The competition regulator could be set to clamp down on travel and cruise companies that it considers profit unfairly from the illness and death of their customers.

As a result of ill health, including among family members and spouses, thousands of older holidaymakers have to cancel holidays each year and often holiday firms refuse a refund, even where the cruise, airline ticket or holiday is sold on to someone else.

Highlighting the issue, Telegraph Money has handed the Competition & Markets Authority a dossier of readers’ experiences in January.

The regulator is due to publish new rules on updated unfair terms in consumer contracts legislation, the umbrella of rules under which holiday deposits fall, the newspaper reported.

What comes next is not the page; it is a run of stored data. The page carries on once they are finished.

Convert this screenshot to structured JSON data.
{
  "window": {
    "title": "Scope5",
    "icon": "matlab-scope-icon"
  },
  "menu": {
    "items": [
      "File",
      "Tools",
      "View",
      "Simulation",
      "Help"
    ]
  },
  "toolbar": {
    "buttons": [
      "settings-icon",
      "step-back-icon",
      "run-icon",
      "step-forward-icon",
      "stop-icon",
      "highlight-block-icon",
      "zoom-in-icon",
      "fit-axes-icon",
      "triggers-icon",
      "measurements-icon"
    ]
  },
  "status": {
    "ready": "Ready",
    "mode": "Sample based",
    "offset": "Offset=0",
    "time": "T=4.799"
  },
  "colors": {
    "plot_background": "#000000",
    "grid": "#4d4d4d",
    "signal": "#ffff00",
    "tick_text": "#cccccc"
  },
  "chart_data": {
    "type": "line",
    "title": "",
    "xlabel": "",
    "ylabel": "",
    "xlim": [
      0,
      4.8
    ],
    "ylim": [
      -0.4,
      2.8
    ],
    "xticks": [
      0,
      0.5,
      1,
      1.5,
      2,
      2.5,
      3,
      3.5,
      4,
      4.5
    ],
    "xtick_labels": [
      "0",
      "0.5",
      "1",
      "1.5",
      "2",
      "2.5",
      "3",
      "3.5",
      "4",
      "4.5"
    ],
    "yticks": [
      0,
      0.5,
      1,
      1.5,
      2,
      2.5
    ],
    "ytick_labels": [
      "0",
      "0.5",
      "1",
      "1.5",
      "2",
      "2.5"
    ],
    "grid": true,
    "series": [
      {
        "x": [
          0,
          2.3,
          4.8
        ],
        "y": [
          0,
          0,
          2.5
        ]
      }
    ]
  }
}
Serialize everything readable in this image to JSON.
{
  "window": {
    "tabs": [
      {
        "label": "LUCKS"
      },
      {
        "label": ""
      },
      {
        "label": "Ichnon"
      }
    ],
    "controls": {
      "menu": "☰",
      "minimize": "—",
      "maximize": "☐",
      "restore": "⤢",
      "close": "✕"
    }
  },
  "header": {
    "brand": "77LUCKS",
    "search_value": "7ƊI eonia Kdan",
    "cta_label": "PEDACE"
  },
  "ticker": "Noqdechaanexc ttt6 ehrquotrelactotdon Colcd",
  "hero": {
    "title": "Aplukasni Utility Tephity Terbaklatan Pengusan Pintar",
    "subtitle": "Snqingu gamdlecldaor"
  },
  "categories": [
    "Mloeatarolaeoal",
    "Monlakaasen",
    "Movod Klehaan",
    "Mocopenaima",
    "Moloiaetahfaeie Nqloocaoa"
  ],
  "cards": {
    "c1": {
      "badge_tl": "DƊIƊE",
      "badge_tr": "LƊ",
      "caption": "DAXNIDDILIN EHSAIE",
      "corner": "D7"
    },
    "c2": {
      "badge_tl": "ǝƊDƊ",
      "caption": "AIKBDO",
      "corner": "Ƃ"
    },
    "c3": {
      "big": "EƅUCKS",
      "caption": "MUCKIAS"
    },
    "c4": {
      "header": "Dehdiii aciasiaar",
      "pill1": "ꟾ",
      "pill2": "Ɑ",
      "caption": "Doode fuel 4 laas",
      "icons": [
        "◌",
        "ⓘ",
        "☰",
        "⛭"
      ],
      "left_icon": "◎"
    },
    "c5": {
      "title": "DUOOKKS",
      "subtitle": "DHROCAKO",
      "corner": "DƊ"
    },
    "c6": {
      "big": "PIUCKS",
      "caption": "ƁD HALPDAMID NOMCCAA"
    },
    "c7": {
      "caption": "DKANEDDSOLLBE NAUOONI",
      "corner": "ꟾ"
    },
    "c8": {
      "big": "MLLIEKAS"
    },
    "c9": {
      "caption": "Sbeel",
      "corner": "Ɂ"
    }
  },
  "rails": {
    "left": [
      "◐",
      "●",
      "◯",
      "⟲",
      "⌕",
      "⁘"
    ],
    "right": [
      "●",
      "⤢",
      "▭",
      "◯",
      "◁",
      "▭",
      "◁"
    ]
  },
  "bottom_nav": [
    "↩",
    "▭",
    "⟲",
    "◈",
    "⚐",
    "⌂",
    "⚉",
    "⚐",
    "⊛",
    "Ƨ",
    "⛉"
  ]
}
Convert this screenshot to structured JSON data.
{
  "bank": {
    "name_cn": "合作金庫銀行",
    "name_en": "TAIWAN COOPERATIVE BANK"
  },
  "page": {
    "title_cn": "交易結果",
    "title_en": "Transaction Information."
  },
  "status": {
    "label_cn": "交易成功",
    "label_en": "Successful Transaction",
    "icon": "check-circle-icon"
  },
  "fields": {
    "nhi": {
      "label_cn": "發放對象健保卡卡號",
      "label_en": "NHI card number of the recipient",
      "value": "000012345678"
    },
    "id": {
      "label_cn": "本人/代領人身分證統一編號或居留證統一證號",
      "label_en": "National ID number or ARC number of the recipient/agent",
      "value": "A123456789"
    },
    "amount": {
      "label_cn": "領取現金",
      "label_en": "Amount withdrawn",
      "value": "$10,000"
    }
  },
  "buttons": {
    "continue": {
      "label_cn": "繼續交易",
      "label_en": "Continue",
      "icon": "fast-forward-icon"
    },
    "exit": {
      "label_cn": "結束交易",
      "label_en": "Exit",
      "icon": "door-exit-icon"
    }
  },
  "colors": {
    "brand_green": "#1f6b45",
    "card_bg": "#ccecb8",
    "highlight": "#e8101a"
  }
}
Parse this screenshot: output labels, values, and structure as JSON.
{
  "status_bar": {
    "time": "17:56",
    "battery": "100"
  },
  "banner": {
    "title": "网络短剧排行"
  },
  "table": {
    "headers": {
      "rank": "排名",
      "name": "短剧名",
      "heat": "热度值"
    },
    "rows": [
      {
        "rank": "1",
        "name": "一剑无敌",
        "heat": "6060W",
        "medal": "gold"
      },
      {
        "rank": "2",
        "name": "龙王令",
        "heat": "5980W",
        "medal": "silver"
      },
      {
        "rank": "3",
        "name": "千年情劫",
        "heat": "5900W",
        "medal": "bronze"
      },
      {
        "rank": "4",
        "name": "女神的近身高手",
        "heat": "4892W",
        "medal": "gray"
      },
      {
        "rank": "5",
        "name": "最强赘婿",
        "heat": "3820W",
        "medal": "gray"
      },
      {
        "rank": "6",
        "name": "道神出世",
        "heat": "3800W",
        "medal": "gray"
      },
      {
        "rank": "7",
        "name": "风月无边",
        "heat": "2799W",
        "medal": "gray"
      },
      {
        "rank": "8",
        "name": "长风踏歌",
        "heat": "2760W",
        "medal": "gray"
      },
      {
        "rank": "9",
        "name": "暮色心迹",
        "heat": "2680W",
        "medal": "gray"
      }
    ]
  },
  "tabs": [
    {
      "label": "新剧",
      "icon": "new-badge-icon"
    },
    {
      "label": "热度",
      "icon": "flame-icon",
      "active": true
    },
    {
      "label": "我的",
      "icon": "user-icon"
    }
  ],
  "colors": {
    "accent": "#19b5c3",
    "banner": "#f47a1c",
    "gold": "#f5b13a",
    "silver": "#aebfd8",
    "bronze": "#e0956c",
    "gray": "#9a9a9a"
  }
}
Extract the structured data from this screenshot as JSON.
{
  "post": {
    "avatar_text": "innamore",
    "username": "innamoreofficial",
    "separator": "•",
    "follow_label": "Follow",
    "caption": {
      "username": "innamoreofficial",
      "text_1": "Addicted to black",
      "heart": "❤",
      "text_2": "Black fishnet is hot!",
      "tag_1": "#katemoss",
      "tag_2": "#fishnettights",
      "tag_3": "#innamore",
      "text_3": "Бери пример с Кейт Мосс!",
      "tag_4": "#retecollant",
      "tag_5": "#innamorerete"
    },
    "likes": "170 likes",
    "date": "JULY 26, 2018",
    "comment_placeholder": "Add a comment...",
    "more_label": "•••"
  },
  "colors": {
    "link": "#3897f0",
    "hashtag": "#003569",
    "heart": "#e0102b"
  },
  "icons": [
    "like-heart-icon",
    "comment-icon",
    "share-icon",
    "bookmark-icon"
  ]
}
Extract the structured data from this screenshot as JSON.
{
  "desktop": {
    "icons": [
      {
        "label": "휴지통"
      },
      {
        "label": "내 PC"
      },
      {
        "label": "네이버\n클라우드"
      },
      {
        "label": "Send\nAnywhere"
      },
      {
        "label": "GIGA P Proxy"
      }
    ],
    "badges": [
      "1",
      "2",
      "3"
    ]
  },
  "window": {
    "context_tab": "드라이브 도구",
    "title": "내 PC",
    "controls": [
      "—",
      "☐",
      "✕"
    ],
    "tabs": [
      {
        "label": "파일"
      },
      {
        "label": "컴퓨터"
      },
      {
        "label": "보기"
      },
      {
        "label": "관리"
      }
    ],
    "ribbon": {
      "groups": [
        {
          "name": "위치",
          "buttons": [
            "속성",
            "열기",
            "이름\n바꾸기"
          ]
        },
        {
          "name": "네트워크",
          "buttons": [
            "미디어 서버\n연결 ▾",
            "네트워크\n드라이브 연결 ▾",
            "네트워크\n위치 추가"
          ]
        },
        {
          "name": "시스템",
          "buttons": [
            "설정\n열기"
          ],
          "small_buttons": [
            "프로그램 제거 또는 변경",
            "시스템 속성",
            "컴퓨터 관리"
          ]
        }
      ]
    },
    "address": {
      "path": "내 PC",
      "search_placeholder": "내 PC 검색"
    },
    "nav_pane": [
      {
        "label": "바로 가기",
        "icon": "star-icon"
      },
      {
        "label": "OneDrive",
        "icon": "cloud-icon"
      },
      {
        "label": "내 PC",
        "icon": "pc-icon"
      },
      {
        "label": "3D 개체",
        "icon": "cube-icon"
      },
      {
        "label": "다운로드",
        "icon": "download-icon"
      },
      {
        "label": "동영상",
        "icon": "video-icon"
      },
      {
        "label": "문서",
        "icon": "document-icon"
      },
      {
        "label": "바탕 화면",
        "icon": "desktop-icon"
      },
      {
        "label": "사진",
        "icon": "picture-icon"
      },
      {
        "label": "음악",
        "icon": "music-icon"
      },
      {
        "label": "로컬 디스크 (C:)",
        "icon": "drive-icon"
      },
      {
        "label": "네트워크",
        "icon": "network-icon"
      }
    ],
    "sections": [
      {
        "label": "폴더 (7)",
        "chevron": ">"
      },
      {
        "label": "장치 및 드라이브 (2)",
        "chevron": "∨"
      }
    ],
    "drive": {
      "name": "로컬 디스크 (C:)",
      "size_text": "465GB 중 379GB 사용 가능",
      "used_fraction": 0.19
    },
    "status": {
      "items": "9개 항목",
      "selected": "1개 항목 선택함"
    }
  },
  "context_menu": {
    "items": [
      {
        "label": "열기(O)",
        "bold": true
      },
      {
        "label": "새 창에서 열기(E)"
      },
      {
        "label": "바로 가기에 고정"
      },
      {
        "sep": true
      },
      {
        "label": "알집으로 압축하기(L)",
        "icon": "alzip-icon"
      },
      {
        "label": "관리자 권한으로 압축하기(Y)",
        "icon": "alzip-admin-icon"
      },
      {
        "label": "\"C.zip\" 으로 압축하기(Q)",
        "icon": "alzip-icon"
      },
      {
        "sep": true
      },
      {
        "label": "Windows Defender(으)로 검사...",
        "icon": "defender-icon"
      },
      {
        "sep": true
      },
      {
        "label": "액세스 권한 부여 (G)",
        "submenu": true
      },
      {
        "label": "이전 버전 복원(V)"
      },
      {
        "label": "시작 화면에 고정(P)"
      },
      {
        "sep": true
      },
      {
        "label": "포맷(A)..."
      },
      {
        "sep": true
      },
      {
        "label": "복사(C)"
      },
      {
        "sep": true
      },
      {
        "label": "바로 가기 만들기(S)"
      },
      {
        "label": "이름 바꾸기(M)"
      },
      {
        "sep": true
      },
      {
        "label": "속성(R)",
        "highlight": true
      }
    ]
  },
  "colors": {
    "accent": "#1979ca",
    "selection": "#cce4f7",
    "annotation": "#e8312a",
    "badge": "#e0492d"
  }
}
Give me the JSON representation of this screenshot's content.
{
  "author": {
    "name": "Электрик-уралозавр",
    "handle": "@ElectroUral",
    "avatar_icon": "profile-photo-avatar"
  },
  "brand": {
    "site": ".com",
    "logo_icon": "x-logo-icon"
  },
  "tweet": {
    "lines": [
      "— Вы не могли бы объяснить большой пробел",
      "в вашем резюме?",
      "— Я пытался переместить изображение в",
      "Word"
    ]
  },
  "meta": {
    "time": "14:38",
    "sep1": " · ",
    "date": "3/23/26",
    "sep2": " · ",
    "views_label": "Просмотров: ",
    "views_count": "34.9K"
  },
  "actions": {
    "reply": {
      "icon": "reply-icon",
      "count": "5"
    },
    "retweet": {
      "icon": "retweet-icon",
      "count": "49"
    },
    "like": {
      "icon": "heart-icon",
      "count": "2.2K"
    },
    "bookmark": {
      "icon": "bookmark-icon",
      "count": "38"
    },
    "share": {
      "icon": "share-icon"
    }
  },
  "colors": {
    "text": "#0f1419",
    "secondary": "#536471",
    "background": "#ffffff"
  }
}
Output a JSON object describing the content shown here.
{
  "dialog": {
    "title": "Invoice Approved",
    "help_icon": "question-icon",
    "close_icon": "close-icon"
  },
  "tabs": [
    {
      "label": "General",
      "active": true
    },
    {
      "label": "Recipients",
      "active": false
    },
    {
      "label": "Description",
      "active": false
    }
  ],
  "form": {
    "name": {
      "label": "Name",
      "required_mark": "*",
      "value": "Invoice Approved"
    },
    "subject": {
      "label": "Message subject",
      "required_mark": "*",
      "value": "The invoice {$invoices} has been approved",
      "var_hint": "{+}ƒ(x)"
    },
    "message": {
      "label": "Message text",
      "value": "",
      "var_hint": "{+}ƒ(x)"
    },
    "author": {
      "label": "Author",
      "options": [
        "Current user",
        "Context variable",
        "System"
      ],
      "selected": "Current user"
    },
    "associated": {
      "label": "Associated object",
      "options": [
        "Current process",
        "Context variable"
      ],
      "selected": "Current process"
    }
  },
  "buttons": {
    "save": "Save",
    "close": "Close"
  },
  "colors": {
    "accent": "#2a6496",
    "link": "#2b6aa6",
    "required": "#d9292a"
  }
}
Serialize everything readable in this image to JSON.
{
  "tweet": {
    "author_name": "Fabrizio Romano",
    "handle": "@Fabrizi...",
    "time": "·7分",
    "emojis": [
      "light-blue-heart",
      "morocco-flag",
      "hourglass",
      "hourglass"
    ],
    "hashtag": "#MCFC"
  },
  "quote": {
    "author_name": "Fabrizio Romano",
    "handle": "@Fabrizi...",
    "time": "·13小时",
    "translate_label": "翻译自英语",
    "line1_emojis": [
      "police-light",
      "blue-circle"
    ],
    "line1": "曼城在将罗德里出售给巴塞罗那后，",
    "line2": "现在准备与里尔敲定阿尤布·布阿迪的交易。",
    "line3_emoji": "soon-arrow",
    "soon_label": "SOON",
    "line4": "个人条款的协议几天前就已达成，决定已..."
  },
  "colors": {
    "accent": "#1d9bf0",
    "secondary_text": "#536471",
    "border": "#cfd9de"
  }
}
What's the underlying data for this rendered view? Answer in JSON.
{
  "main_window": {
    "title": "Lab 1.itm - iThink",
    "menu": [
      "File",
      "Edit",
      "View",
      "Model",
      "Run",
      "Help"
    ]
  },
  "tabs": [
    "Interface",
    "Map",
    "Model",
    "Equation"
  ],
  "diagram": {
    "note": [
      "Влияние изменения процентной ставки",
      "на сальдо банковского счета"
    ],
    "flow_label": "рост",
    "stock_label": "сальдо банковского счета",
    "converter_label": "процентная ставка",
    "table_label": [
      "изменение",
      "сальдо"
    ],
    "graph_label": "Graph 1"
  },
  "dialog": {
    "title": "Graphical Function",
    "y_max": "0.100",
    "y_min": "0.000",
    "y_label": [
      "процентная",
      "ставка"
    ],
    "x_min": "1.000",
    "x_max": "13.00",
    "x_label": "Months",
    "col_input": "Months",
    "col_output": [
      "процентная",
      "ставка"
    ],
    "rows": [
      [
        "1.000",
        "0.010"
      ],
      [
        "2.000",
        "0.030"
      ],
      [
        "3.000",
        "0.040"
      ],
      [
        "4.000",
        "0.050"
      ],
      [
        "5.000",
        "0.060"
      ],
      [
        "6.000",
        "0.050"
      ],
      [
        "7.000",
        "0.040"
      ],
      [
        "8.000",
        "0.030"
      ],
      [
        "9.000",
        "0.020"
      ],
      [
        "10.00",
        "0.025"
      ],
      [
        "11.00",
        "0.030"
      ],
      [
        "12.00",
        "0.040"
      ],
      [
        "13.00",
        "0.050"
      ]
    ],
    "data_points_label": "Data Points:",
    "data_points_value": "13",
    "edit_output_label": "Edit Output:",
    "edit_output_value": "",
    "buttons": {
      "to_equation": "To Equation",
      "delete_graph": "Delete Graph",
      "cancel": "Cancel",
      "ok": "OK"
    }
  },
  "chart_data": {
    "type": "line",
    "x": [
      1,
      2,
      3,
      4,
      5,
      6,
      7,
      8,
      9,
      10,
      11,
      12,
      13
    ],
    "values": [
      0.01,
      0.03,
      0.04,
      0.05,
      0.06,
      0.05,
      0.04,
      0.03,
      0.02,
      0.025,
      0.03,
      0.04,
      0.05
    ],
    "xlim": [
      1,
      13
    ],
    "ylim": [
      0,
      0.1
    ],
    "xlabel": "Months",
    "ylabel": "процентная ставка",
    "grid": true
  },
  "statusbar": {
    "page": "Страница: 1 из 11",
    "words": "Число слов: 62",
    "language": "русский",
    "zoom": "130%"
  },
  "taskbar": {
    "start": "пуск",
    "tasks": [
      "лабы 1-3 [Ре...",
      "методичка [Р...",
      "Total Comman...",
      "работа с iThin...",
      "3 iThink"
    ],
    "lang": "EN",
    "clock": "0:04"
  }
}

Private correspondence between an MP and CMA bosses, said to have been seen by Telegraph Money, indicates a modernisation of the rules could finally result in fairer treatment.

The most up-to-date regulation on the subject is provided by the Office of Fair Trading, but legal experts suggest this was framed so long ago it is now out of date.

It states that when a customer cancels a trip, holiday firms are entitled to retain some of the deposit or other payment – but only as much as is needed to cover reasonable costs and losses caused by cancellation.

The Telegraph reported how in 2014, pensioner David Bruce Crawcour won a claim against Tui. The firm tried to keep 100% of his holiday payment after he had to cancel due to his wife falling ill a fortnight before the holiday.

But a judge ruled: “With modern-day technology, a cut-off point of 14 days is not reasonable for the purposes of establishing that the likely extent of losses would be 100%.”

Tui was ordered to refund Crawcour a total of £2,236.